Background: The efficacy of erlotinib is controversial in patients with unknown EGFR mutational status. The aim of this study was to identify the clinicopathological factors that are predictive of erlotinob treatment outcomes for NSCLC patients with unknown EGFR mutational status.
Materials and methods: A retrospective analysis of 109 patients with advanced NSCLC who had previously failed at least one line of chemotherapy and received subsequent treatment with erlotinib (150 mg/day orally) was performed. A Cox proportional hazard model for univariate and multivariate analyses was used to identify the baseline clinical parameters correlating with treatment outcome, expressed in terms of hazard ratios (HRs) and 95% confidence intervals.

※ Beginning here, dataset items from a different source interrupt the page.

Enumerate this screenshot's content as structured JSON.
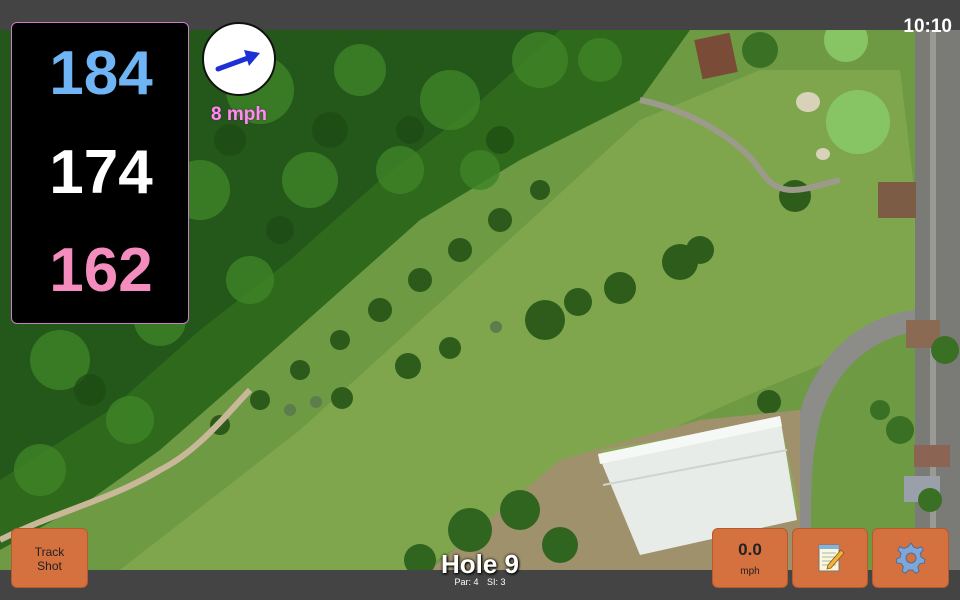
{
  "status": {
    "time": "10:10"
  },
  "distances": {
    "back": "184",
    "middle": "174",
    "front": "162"
  },
  "wind": {
    "speed_label": "8 mph",
    "direction_icon": "wind-arrow-icon",
    "arrow_color": "#1d2fd6"
  },
  "hole": {
    "title": "Hole 9",
    "par_label": "Par: 4",
    "si_label": "SI: 3"
  },
  "buttons": {
    "track_shot_line1": "Track",
    "track_shot_line2": "Shot",
    "speed_value": "0.0",
    "speed_unit": "mph",
    "notes_icon": "notepad-icon",
    "settings_icon": "gear-icon"
  },
  "colors": {
    "back_distance": "#6fb5f5",
    "middle_distance": "#ffffff",
    "front_distance": "#f48cbe",
    "button_accent": "#d5703f",
    "wind_label": "#ff8cf0"
  }
}
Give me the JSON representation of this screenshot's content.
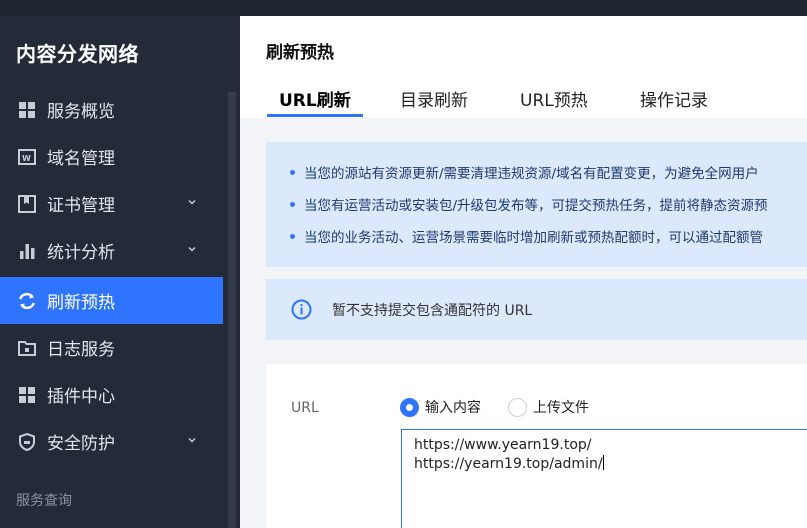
{
  "sidebar": {
    "title": "内容分发网络",
    "items": [
      {
        "label": "服务概览",
        "icon": "grid-icon",
        "expandable": false,
        "active": false
      },
      {
        "label": "域名管理",
        "icon": "domain-icon",
        "expandable": false,
        "active": false
      },
      {
        "label": "证书管理",
        "icon": "certificate-icon",
        "expandable": true,
        "active": false
      },
      {
        "label": "统计分析",
        "icon": "bar-chart-icon",
        "expandable": true,
        "active": false
      },
      {
        "label": "刷新预热",
        "icon": "refresh-icon",
        "expandable": false,
        "active": true
      },
      {
        "label": "日志服务",
        "icon": "folder-icon",
        "expandable": false,
        "active": false
      },
      {
        "label": "插件中心",
        "icon": "grid-icon",
        "expandable": false,
        "active": false
      },
      {
        "label": "安全防护",
        "icon": "shield-icon",
        "expandable": true,
        "active": false
      }
    ],
    "section_label": "服务查询"
  },
  "header": {
    "title": "刷新预热",
    "tabs": [
      {
        "label": "URL刷新",
        "active": true
      },
      {
        "label": "目录刷新",
        "active": false
      },
      {
        "label": "URL预热",
        "active": false
      },
      {
        "label": "操作记录",
        "active": false
      }
    ]
  },
  "tips": [
    "当您的源站有资源更新/需要清理违规资源/域名有配置变更，为避免全网用户",
    "当您有运营活动或安装包/升级包发布等，可提交预热任务，提前将静态资源预",
    "当您的业务活动、运营场景需要临时增加刷新或预热配额时，可以通过配额管"
  ],
  "notice": {
    "text": "暂不支持提交包含通配符的 URL"
  },
  "form": {
    "label": "URL",
    "radio_options": [
      {
        "label": "输入内容",
        "checked": true
      },
      {
        "label": "上传文件",
        "checked": false
      }
    ],
    "textarea_lines": [
      "https://www.yearn19.top/",
      "https://yearn19.top/admin/"
    ]
  },
  "colors": {
    "accent": "#2e74ff",
    "sidebar_bg": "#242b38",
    "tip_bg": "#dce8fc"
  }
}
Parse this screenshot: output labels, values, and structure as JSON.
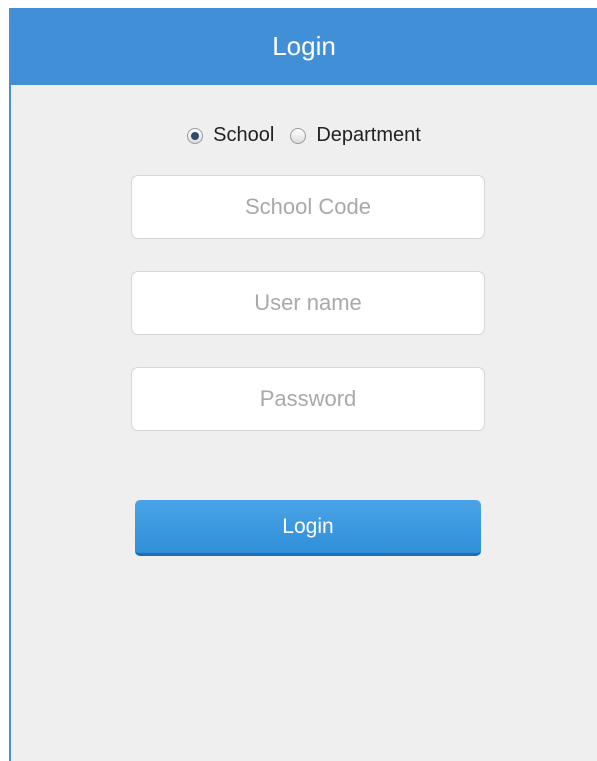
{
  "header": {
    "title": "Login"
  },
  "login_type": {
    "options": [
      {
        "label": "School",
        "selected": true
      },
      {
        "label": "Department",
        "selected": false
      }
    ]
  },
  "form": {
    "school_code_placeholder": "School Code",
    "username_placeholder": "User name",
    "password_placeholder": "Password",
    "submit_label": "Login"
  },
  "colors": {
    "header_bg": "#418fd6",
    "button_bg": "#2f8fd8",
    "panel_bg": "#efefef"
  }
}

Results: The median treatment duration was 15 weeks (range, 4-184). The disease control rate was 55%, including disease stability for ≥ 3 months for 40% of the patients. Median progression-free survival and median overall survival (OS) were 4.2 and 8.5 months, respectively. The Cox model indicated that an Eastern Cooperative Oncology Group performance status (ECOG PS) ≥ 2 (HR 3.82; p<0.001), presence of intra-abdominal metastasis (HR 3.42; p=0.002), 2 or more prior chemotherapy regimens (HR 2.29; p=0.021), and weight loss >5% (HR 2.05; p=0.034) were independent adverse prognostic factors for OS in NSCLC patients treated with erlotinib.
Conclusions: This study suggests that NSCLC patients should be enrolled in erlotinib treatment after a first round of unsuccessful chemotherapy to improve treatment success, during which they should be monitored for intra-abdominal metastasis and weight loss.